Art and history found in the ground


Photo Credit: Ms. Cella

Latin teacher Brian Montalbano participated in an archeological dig on the outskirts of Rome. Montalbano incorporates his experience in the classroom while teaching the Latin course curriculum.

by Ciara Duggan, Staff Writer

As the sun rises above the archaeological site of “Villa of the Antonines” Project in Italy, Latin teacher Brain Montalbano awakens from a sweet slumber to busy streets with the smell of food in the air. He and group of students from all around the world are part of an archaeological dig, trying to find pieces from times of the Roman imperial villa complex located on the outskirts of Rome.

Years before he became a teacher at Glen Rock High School, Montalbano was able to explore the town of Genzano di Roma.

“Everything is wonderful and incredibly relaxing. It’s a very nice lifestyle over there,” Montalbano said. “The accomodations were nice and the food was phenomenal.”

Montalbano described local shops to be very nice and welcoming. He was able to communicate with the locals by using his language background, which came from studying Latin in college as part of his history major.

“I spoke a pseudo-Italian that had a lot of spanish and latin mixed in there,” Montalbano said.

It was a way of speaking that people could still understand. Communication was a give and take. It was a balance between what they knew and what Montalbano knew.

The site “Villa of the Antonines” is owned by Montclair State University. Professors prepare and host the dig every year. They go to the town of Genzano di Roma, which is 17.6 miles away from current day Rome. The villa that is currently the archaeological site is believed to be owned by second century CE imperial family of the Antonines on the basis of finds at the site and extra research.

Before going to the site, Montalbano attended a boot camp with other students to learn about gear and procedures. Once on site they learned certain terminology and how to handle certain objects.

“You’re not just putting a shovel in the ground and digging,” Montalbano explained. .

Montalbano described “always uncovering something” during the days of digging in the hot, burning sun. Finding walls and discovering significant items were the highlights of the days.

When Montalbano was on the site, he uncovered small significant items. Among the items were tessera, which are very tiny square cubes of colored glass almost as big as one’s pinky nail. Tessera would make up large mosaic pieces back in Roman times.

“A lot of them were blue. There was some black, some white,” Montalbano said. It’s believed that the tessera that Montalbano uncovered during his time at the site were a mosaic piece of the sea.

These weren’t the only little pieces found on site. There were jugs known as amphora that used to hold various types of liquids.

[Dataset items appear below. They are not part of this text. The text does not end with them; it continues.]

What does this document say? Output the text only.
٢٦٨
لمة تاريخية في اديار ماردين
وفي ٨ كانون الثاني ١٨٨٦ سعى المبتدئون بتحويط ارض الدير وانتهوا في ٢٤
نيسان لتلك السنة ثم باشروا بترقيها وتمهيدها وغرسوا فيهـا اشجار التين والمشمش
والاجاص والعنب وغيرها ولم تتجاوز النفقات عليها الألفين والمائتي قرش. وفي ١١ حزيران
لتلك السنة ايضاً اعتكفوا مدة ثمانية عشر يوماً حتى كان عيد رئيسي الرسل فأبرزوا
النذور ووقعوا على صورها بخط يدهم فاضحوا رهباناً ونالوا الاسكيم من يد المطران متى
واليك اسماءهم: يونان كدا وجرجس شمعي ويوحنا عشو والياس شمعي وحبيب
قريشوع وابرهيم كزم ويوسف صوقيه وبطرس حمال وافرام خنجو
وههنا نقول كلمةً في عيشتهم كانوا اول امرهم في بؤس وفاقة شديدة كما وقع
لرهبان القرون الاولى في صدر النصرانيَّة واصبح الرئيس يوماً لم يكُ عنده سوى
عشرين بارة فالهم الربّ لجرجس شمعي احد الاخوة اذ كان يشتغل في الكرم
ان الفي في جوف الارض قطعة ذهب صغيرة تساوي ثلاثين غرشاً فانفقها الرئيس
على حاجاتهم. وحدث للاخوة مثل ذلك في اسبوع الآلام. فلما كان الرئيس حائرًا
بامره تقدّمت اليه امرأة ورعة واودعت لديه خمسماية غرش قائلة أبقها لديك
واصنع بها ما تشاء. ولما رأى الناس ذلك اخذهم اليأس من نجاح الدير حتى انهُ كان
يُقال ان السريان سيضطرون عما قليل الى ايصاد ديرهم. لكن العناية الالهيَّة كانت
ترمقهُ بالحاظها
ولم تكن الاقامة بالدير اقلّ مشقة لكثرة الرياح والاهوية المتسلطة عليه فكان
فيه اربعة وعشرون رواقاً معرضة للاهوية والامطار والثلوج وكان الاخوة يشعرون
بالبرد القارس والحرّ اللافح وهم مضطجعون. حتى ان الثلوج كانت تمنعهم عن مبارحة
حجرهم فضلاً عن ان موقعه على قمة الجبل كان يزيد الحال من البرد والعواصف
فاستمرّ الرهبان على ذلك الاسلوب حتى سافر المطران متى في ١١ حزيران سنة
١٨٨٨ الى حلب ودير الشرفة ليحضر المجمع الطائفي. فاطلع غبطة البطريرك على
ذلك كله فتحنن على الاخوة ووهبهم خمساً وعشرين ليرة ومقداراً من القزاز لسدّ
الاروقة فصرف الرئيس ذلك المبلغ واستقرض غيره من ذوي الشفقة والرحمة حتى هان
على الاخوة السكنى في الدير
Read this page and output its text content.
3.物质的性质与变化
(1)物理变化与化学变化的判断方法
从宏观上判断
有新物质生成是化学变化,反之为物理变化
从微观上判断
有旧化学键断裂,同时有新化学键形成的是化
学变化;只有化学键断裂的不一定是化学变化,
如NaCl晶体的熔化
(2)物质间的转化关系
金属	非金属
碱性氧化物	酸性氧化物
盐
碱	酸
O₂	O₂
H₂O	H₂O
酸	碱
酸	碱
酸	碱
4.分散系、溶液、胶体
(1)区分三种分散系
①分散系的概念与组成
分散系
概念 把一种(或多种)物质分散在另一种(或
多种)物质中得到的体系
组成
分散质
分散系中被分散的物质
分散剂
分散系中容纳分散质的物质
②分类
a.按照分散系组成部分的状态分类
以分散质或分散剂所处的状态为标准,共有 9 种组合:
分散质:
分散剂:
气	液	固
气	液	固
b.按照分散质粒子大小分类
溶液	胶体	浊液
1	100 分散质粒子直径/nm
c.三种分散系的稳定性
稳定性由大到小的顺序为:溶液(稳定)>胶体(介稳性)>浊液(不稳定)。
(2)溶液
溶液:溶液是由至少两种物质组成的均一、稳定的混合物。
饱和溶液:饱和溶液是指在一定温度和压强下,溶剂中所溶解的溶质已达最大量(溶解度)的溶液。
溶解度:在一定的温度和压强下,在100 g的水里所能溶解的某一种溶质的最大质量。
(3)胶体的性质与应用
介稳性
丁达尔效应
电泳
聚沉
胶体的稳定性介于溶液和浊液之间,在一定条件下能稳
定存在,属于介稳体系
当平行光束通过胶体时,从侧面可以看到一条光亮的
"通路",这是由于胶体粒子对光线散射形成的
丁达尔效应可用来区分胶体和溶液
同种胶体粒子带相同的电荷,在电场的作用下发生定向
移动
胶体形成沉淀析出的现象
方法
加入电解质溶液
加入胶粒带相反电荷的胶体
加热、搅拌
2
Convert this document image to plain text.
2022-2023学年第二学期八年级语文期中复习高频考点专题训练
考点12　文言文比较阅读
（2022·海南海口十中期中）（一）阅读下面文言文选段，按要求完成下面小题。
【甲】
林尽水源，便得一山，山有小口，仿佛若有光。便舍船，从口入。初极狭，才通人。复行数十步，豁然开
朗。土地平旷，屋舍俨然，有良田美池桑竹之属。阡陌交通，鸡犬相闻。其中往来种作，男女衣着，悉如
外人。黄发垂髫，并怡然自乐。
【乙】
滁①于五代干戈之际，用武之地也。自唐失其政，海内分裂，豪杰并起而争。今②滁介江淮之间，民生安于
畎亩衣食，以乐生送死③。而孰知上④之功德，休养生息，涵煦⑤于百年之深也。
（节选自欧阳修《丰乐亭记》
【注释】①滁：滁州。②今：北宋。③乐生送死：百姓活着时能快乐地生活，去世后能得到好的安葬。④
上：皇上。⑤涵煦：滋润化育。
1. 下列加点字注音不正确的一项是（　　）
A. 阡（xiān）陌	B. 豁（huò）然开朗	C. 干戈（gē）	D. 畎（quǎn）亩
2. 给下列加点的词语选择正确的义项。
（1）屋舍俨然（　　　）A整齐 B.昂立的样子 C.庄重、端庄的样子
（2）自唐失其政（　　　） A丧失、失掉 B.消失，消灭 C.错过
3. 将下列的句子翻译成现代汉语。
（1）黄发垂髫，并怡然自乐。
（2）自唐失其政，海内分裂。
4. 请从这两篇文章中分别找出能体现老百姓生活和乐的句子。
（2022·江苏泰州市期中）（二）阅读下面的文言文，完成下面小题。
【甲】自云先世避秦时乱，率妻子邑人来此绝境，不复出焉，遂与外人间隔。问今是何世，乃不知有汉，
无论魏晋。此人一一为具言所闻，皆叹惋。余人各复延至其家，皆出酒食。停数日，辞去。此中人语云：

Since they were in the ground for a few years, many of the jars were broken with only little pieces remaining

“I did find something I thought was really cool,” Montalbano said.  He showed his discovery to his professor but learned it was merely a calcified animal bone.

Today, Montalbano uses his experience in Italy in the classroom. As part of the curriculum for his sophomore class, he teaches a lesson on the Temple of Hercules. While teaching, he talks about his experience in Italy and how it relates to his lesson.

“It’s actually fun to kinda sit there and talk about an experience where I actually [was] one of those people who were trying to learn and find things,” Montalbano said.